While the general rule of thumb for an opening demand is typically “the sky’s the limit” and “we can start as high as we want,” remember, it doesn’t matter where you start, it matters where you finish. If you are going to start on the high side, it is important to also stay focused on the range of what is the true case value. This helps the parties and the mediator manage potential unrealistic expectations. For example, if the plaintiff’s room believes the case is worth $20,000 to $30,000, but are going to start with an opening demand of $100,000, it is important to remember and focus on the the value of this case being not $100,000, $75,000, or $50,000, but $20,000 - $30,000.It is also helpful to remember that starting with an unrealistically high demand, will likely require reducing that demand significantly as the other side moves up in smaller increments. Managing expectations is key to a successful mediation session. Simply stated, regular come‑to‑Jesus meetings and discussions regarding the case’s true value, and not the opening or current demand, help keep the focus on an ultimate goal and help lead to a reasonable settlement.

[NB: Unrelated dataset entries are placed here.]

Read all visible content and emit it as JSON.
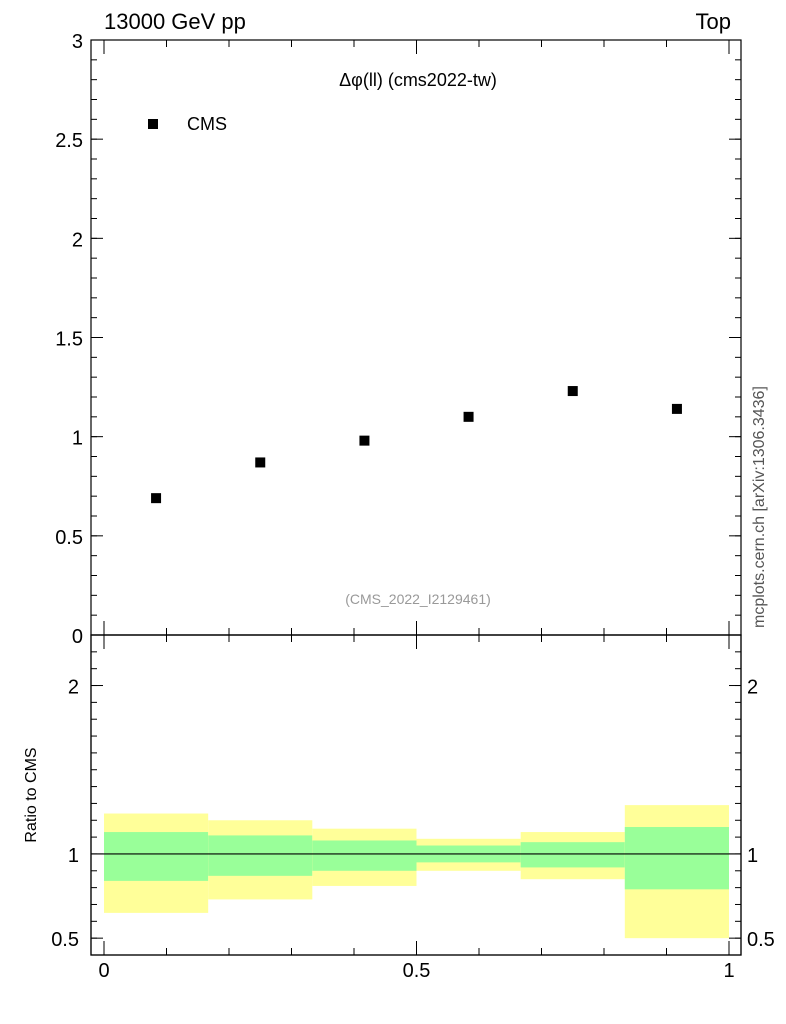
{
  "header": {
    "left": "13000 GeV pp",
    "right": "Top"
  },
  "side_label": "mcplots.cern.ch [arXiv:1306.3436]",
  "chart_data": [
    {
      "type": "scatter",
      "title": "Δφ(ll) (cms2022-tw)",
      "analysis_id": "(CMS_2022_I2129461)",
      "xlim": [
        0,
        1
      ],
      "ylim": [
        0,
        3
      ],
      "yticks": [
        "0",
        "0.5",
        "1",
        "1.5",
        "2",
        "2.5",
        "3"
      ],
      "legend": {
        "placement": "top-left",
        "entries": [
          "CMS"
        ]
      },
      "series": [
        {
          "name": "CMS",
          "x": [
            0.0833,
            0.25,
            0.4167,
            0.5833,
            0.75,
            0.9167
          ],
          "y": [
            0.69,
            0.87,
            0.98,
            1.1,
            1.23,
            1.14
          ]
        }
      ]
    },
    {
      "type": "area",
      "ylabel": "Ratio to CMS",
      "xlim": [
        0,
        1
      ],
      "ylim": [
        0.4,
        2.3
      ],
      "xticks": [
        "0",
        "0.5",
        "1"
      ],
      "yticks": [
        "0.5",
        "1",
        "2"
      ],
      "reference_line": 1,
      "bins": [
        {
          "x0": 0.0,
          "x1": 0.1667,
          "inner": [
            0.84,
            1.13
          ],
          "outer": [
            0.65,
            1.24
          ]
        },
        {
          "x0": 0.1667,
          "x1": 0.3333,
          "inner": [
            0.87,
            1.11
          ],
          "outer": [
            0.73,
            1.2
          ]
        },
        {
          "x0": 0.3333,
          "x1": 0.5,
          "inner": [
            0.9,
            1.08
          ],
          "outer": [
            0.81,
            1.15
          ]
        },
        {
          "x0": 0.5,
          "x1": 0.6667,
          "inner": [
            0.95,
            1.05
          ],
          "outer": [
            0.9,
            1.09
          ]
        },
        {
          "x0": 0.6667,
          "x1": 0.8333,
          "inner": [
            0.92,
            1.07
          ],
          "outer": [
            0.85,
            1.13
          ]
        },
        {
          "x0": 0.8333,
          "x1": 1.0,
          "inner": [
            0.79,
            1.16
          ],
          "outer": [
            0.5,
            1.29
          ]
        }
      ],
      "colors": {
        "inner": "#99ff99",
        "outer": "#ffff99"
      }
    }
  ]
}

3. The Defendant’s Room: Help us manage expectations.
Assuming the plaintiff makes an unrealistic opening demand and perhaps equally unrealistic demands thereafter, the defendant can, in turn, respond with unreasonably low offers. We frequently hear, “If they are going to start that high, then we are going to start this low. ”The mediator then spends more time than is necessary managing tempers of the respective attorneys and parties. When an unreasonably high demand is initially made (and perhaps demands thereafter are still considered unreasonably high), the best practice is simply to ignore what the plaintiff’s room is doing and make offers based upon the true case value. While this may seem like a hard pill to swallow, it more often than not helps a mediator manage a plaintiff’s expectations and results in a successful mediation session.

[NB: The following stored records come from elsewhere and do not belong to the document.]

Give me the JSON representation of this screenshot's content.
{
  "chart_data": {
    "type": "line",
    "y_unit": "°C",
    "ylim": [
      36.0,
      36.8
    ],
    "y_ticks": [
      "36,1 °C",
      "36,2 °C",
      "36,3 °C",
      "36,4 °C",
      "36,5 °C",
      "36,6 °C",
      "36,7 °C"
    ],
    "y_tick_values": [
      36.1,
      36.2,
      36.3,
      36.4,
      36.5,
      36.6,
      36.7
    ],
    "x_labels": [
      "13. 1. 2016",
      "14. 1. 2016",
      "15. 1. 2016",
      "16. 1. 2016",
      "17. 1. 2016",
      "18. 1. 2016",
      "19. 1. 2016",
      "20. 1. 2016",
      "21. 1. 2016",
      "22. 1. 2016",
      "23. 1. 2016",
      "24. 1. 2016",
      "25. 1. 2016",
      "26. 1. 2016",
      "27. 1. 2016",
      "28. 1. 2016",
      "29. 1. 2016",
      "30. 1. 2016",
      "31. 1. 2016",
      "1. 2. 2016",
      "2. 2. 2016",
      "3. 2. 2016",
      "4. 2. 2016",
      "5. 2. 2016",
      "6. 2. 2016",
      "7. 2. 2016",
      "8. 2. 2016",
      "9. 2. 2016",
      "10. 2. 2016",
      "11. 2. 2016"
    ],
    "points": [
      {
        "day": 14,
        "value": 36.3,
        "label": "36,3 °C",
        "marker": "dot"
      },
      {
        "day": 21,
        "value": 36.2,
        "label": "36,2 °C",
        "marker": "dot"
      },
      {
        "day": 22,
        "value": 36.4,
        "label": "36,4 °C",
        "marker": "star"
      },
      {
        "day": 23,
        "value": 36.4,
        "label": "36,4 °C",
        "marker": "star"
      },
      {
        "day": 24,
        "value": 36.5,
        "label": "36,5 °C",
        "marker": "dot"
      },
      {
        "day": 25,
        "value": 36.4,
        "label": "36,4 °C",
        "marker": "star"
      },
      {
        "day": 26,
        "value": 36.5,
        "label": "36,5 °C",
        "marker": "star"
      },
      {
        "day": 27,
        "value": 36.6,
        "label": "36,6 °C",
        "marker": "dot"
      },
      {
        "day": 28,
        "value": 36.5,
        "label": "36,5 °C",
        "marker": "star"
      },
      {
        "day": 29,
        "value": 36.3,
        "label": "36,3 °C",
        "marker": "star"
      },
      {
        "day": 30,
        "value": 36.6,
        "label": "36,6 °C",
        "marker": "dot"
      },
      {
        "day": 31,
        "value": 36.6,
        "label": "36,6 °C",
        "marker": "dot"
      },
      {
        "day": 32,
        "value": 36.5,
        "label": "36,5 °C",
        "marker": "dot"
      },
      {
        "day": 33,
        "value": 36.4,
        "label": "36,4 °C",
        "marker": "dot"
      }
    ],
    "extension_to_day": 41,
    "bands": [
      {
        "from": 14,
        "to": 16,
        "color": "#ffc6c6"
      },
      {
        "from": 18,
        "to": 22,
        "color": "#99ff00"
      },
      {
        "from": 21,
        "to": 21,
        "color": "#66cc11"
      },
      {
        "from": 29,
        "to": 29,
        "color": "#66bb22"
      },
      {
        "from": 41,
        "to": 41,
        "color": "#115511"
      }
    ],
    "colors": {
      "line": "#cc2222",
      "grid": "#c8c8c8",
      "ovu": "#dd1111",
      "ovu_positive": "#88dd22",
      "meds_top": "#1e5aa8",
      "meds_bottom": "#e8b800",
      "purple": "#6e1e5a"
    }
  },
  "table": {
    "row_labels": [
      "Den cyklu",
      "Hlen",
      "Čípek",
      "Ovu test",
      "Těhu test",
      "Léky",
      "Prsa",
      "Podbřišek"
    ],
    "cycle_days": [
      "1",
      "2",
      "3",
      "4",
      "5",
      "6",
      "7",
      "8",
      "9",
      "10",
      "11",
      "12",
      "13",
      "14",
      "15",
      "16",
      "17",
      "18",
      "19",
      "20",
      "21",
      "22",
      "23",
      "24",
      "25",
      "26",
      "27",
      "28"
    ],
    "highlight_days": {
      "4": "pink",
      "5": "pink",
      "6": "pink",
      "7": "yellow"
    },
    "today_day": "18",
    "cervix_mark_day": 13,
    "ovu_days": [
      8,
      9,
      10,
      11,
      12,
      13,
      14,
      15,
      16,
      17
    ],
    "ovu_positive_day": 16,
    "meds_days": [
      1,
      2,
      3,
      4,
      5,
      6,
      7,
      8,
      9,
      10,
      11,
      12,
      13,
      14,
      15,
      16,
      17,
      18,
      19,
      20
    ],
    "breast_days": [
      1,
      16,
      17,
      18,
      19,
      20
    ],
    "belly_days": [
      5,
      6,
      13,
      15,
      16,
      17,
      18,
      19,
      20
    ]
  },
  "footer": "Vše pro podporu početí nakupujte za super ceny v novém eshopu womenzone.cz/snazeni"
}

Speaking of managing expectations, without disclosing to the mediator what a defendant’s top dollar will be in terms of a final offer, it is helpful for a defendant to disclose to the mediator early on in a mediation session the general range of an anticipated settlement. Having a basic understanding of where a mediator will need to guide a plaintiff’s expectations is critical to setting the tone early and leading discussions in the plaintiff’s room in order to facilitate a settlement.